- Directed by: Enrico Guazzoni
- Music by: Benedetto Cerrato
- Production company: Società Italiana Cines
- Distributed by: Società Italiana Cines
- Release date: August 1917;
- Country: Italy
- Languages: Silent Italian intertitles

= Ivan the Terrible (1917 film) =

Ivan the Terrible (Italian: Ivan, il terribile) is a 1917 Italian historical film directed by Enrico Guazzoni and starring Lina Dax, Matilde Di Marzio and Angelo Gallina. It portrays the life of the Russian tsar Ivan the Terrible.

==Plot==
Tsar Ivan fathers a child by the wife of the boyar Athanasius Romanov. Twenty years later, a revenge-fueled Ivan turns against the boyars, and orders his soldiers to destroy their villages and slaughter their inhabitants. During an orgy that follows, he attempts to rape a young woman named Elena, only for the elderly Romanov to reveal to him that Elena is Ivan's daughter.

Vladimir, Elena’s fiancé, plots to kill the Tsar while disguised as a monk, but Elena stops him. Plagued by remorse, an elderly Ivan dies.

==Cast==
- Lina Dax
- Matilde Di Marzio
- Angelo Gallina
- Andrea Habay
- Amleto Novelli

==Production==
Ivan the Terrible was finished in 1915, but was initially rejected by the Italian censors. Eventually, the censors decided to allow it on the condition that the title be changed to "Il principe crudele" (The Cruel Prince), but the studio Società Italiana Cines rejected the requirement. After a second committee review, the film was approved, so long as the word "bacchanal" was cut from all the intertitles.

==Reception==
Giuseppe Lega in La cine-fono called the film "beautiful and magnificent", but said it fell short of the marketing material, and that for all its technical mastery the film failed to be a real innovation in film production. He praised Novelli's performance of the eponymous Tsar, calling him an "artist of profound dramatic integrity" and that he "achieved remarkably clear effects of broad and varied expressiveness", while the other actors were not much more than "adequate".

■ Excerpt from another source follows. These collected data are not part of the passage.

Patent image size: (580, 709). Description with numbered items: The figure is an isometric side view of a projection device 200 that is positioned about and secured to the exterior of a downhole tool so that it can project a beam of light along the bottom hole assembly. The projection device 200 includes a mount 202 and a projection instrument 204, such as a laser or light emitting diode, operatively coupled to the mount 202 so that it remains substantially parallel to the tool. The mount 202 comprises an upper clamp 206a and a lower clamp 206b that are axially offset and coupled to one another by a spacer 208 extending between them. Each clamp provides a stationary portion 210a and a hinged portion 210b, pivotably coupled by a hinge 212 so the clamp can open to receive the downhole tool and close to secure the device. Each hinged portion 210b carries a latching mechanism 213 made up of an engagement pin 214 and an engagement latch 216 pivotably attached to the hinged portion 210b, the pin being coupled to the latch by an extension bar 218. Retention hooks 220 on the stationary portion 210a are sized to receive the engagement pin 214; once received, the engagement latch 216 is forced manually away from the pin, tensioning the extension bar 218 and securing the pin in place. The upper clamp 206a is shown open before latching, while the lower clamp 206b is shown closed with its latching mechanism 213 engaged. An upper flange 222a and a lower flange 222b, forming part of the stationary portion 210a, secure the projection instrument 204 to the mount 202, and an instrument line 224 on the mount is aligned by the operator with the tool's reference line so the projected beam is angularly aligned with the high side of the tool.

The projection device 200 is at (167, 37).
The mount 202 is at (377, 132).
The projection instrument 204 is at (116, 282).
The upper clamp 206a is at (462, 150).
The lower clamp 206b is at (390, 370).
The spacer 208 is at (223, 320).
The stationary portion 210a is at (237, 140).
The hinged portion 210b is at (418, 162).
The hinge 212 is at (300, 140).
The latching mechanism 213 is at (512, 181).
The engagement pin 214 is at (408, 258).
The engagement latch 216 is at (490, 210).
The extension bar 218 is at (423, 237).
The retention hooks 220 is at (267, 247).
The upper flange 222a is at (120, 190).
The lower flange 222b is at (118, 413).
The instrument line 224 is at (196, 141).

Pier da Costello, writing for La vita cinematografica, was much harsher. "The frames—there is no denying it—are beautiful and magnificently conceived," he wrote; "it is just a pity that the actors move within them...in this Cines film, if you set aside one or two actors, the rest look like people who have never set foot on a film set, except perhaps as extras."

==Bibliography==
- Redi, Riccardo. Cinema muto italiano: 1896-1930. Fondazione Scuola nazionale di cinema, 1999.